Nigerian Medical Student Brutally Murdered in Philippines, Suspects Arraigned in Court
The suspects involved in the brutal murder of a Nigerian medical student, known as Ikem, in the Philippines have been arraigned in court, according to a statement released by the Nigerians in Diaspora Commission (NiDCOM). The commission’s chairman and CEO, Abike Dabiri-Erewa, provided an update on the case during a meeting with the Senate Joint Committees on Diaspora and InterGovernmental Affairs and Foreign Affairs.
The incident gained attention when a Nigerian, Michael Ojuola, raised an alarm on social media about the murder of his friend, Ikem. Ojuola revealed that the medical student had suffered torture at the hands of a group of Chinese nationals, which ultimately led to his death. Disturbing videos of the incident were shared online, evoking shock and outrage.
In the statement, Dabiri-Erewa confirmed that the employer of Ikem, who had been on the run, was now wanted by the Philippines authorities. The Nigeria Embassy had reported the case to the Department of Foreign Affairs and the Inspector General of the Philippines National Police. The embassy maintained regular contact with the local police station, emphasizing the need for a thorough investigation.
Significant progress has been made in the case, as the investigating police team gathered evidence and presented the findings to the Mandaue city prosecuting Department. The department has evaluated the case and deemed it appropriate for issuing charges. The employer of the deceased, along with five other suspects, has been charged with murder, human trafficking, and operating an illegal business in the Philippines.
To ensure these individuals do not flee the country, their pictures have been distributed to all exits in the Philippines. Dabiri-Erewa asserted that the trial will proceed as soon as the main suspect, who is still at large, is apprehended.

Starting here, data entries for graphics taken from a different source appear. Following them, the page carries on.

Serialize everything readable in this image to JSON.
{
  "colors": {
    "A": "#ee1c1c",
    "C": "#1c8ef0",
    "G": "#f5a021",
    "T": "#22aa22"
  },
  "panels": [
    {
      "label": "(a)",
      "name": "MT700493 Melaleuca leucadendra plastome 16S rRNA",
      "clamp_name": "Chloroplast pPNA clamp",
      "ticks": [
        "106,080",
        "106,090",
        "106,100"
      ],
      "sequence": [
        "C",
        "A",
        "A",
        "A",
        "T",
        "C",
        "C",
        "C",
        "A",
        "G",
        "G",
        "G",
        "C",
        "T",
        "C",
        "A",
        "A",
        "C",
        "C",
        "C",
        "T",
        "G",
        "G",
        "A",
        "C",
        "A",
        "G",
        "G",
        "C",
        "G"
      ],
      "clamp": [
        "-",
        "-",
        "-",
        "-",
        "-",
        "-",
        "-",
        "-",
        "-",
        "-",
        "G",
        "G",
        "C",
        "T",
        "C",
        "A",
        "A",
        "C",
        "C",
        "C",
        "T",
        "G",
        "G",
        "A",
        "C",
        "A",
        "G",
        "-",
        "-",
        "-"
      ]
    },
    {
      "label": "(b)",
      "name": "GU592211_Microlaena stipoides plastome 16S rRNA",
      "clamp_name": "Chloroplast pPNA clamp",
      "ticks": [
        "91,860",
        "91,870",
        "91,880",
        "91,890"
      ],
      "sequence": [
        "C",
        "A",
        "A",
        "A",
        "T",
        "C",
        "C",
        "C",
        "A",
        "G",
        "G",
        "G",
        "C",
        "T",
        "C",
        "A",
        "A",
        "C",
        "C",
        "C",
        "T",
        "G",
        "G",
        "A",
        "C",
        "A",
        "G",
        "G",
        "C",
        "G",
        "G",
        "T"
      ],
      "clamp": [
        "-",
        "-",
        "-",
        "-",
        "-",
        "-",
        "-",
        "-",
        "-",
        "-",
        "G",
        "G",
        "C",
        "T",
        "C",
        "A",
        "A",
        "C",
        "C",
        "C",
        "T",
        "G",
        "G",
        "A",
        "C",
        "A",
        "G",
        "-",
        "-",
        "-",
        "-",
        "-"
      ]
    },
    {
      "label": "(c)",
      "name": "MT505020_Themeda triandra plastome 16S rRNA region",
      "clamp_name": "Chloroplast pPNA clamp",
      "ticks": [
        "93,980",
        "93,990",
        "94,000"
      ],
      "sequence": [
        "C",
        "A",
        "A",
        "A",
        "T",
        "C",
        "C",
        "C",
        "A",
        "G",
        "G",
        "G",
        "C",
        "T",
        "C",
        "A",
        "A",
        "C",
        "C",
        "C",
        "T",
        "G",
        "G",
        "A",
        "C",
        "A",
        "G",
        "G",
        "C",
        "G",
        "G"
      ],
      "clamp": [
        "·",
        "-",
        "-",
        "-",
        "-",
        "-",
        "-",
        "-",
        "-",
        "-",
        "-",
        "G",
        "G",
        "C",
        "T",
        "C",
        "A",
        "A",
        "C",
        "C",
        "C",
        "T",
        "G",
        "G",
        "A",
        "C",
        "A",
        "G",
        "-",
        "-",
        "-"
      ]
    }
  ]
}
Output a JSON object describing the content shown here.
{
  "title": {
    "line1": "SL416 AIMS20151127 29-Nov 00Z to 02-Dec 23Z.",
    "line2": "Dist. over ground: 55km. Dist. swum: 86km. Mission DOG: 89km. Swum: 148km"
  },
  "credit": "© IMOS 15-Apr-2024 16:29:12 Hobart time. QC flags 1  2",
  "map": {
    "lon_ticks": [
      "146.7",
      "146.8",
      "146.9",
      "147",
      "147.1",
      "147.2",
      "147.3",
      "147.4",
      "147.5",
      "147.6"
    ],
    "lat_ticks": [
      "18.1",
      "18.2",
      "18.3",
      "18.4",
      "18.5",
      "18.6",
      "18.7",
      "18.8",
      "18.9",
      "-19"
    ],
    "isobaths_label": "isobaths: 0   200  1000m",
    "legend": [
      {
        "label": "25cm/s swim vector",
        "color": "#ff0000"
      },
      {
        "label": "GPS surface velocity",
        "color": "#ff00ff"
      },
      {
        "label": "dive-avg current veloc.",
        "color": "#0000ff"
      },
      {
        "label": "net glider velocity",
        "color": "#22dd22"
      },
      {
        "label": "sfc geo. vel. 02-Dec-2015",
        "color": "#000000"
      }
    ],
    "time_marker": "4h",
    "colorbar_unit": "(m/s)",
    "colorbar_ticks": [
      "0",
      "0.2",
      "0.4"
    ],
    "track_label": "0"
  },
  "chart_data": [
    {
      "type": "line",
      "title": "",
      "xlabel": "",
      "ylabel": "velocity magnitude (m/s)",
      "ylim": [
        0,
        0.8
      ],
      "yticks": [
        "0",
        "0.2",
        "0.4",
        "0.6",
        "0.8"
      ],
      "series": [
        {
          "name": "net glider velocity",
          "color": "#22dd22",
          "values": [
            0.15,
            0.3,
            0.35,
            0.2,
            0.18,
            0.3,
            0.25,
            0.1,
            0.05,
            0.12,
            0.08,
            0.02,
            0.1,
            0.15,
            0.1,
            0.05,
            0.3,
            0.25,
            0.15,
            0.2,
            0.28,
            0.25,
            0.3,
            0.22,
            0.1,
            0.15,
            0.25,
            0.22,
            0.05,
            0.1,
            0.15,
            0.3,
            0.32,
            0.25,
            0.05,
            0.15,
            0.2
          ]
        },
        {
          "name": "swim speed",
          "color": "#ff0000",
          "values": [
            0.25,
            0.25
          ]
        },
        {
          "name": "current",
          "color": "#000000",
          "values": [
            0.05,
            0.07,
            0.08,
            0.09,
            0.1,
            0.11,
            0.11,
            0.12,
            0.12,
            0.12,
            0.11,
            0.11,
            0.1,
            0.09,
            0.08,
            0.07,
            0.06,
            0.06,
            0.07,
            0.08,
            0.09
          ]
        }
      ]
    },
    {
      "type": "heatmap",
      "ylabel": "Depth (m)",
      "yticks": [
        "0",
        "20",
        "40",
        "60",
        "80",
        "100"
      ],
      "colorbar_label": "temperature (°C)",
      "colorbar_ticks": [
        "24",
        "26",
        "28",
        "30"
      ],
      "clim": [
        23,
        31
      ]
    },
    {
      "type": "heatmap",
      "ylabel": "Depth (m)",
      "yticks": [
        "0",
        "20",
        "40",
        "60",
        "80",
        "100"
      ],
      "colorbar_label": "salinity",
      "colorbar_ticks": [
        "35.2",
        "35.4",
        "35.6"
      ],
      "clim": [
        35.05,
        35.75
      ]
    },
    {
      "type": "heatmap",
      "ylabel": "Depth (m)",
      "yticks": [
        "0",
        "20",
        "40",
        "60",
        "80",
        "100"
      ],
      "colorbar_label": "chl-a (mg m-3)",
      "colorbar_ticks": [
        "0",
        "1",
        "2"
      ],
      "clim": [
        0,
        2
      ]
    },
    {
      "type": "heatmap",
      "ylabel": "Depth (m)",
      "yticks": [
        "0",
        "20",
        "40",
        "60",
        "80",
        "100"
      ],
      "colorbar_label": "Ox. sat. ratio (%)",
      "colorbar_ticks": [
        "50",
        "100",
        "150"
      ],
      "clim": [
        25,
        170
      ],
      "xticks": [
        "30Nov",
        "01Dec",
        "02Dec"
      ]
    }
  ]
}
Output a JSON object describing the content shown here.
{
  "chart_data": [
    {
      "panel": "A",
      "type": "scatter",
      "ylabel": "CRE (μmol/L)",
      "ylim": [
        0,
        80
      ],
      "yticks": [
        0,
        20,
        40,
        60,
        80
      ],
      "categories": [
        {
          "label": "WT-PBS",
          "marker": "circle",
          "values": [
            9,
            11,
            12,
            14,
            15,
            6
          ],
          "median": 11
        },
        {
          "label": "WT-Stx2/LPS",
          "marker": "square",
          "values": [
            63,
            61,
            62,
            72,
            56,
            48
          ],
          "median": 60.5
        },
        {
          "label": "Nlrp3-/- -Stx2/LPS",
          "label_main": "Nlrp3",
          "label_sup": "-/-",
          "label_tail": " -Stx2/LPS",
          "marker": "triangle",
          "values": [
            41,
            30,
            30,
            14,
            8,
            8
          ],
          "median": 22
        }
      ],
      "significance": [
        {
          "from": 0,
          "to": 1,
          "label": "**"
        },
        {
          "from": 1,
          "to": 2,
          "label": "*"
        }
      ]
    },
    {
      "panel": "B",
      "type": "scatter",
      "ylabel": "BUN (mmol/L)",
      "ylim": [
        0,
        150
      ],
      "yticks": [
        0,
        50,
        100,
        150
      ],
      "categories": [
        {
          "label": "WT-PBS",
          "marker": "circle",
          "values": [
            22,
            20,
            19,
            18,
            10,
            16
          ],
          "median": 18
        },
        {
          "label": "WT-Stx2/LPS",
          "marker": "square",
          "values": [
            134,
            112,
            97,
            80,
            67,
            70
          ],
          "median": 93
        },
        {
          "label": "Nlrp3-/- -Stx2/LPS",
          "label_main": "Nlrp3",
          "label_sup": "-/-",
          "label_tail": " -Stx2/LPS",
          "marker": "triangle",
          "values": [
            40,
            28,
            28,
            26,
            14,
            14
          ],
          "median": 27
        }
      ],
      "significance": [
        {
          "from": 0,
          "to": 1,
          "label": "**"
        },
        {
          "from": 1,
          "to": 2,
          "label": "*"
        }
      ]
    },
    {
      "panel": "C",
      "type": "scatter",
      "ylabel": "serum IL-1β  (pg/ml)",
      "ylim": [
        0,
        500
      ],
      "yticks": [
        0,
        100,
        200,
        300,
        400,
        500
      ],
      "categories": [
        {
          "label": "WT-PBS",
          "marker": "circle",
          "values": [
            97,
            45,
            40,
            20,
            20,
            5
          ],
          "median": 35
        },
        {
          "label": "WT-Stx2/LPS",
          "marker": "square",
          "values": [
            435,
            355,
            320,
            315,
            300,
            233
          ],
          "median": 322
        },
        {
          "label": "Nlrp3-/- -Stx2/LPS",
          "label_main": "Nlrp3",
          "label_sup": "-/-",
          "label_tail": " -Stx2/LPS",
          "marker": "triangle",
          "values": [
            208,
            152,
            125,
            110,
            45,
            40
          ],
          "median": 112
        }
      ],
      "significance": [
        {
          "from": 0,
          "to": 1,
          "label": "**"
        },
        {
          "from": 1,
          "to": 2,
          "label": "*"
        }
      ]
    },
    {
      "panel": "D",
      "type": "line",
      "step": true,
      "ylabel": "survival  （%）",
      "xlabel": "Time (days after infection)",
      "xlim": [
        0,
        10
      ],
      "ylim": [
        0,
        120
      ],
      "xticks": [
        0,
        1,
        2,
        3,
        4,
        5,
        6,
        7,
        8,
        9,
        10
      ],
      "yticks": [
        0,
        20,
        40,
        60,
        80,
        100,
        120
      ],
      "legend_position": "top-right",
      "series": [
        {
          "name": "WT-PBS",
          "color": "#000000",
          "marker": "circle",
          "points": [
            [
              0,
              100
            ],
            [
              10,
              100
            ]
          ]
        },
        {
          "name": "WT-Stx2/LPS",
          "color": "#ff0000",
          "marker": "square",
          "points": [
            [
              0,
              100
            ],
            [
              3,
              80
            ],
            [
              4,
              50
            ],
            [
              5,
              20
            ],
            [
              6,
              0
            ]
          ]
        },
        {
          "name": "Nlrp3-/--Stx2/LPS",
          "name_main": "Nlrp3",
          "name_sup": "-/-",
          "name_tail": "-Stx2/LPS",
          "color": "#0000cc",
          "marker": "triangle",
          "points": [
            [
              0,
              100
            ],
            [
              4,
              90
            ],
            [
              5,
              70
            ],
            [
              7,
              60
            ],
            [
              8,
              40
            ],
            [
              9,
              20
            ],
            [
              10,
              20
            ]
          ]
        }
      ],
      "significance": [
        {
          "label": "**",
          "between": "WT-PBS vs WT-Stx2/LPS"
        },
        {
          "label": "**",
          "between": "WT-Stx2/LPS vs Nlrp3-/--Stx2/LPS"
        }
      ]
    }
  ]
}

Switching the focus to Nigerians imprisoned in Ethiopia, Dabiri-Erewa disclosed that there are currently 160 Nigerians serving jail terms in poor conditions, with over 90% of them convicted of drug-related offenses. In an effort to decongest the prisons, amnesty was granted to these individuals, but many returned to criminal activities after their release. A Memorandum of Understanding has been signed, awaiting the Ministry of Justice in Nigeria’s approval, to enable prisoner swaps or continued jail terms in their respective countries.
During the Senate committee hearing, other stakeholders, including the sister of the deceased, Blessing Essien, the President of the National Association of Nigeria Students (NANS) Mr. John Ogar, and the Country Representative of the Commonwealth Students Association (CSA) Mr. Nwanba Chidubem, also presented their perspectives.
Meanwhile, the cost of repatriating Ikem’s remains to Nigeria for burial has been estimated between N31 million and N35 million, compared to the more affordable option of cremation in the Philippines, costing between N10 million and N15 million. The funeral home expenses continue to accrue at a rate of N30,000 per day, underscoring the need for swift action on the investigation. The family of the deceased, following Igbo tradition, expressed their desire to bring the body home for burial.
As investigations proceed and justice is sought for Ikem, the Nigerian community demands that this horrific incident not be swept under the carpet, calling for accountability and an end to such inhuman and barbaric acts. The impact of this case extends beyond borders, highlighting the importance of safeguarding the lives and well-being of Nigerian citizens abroad.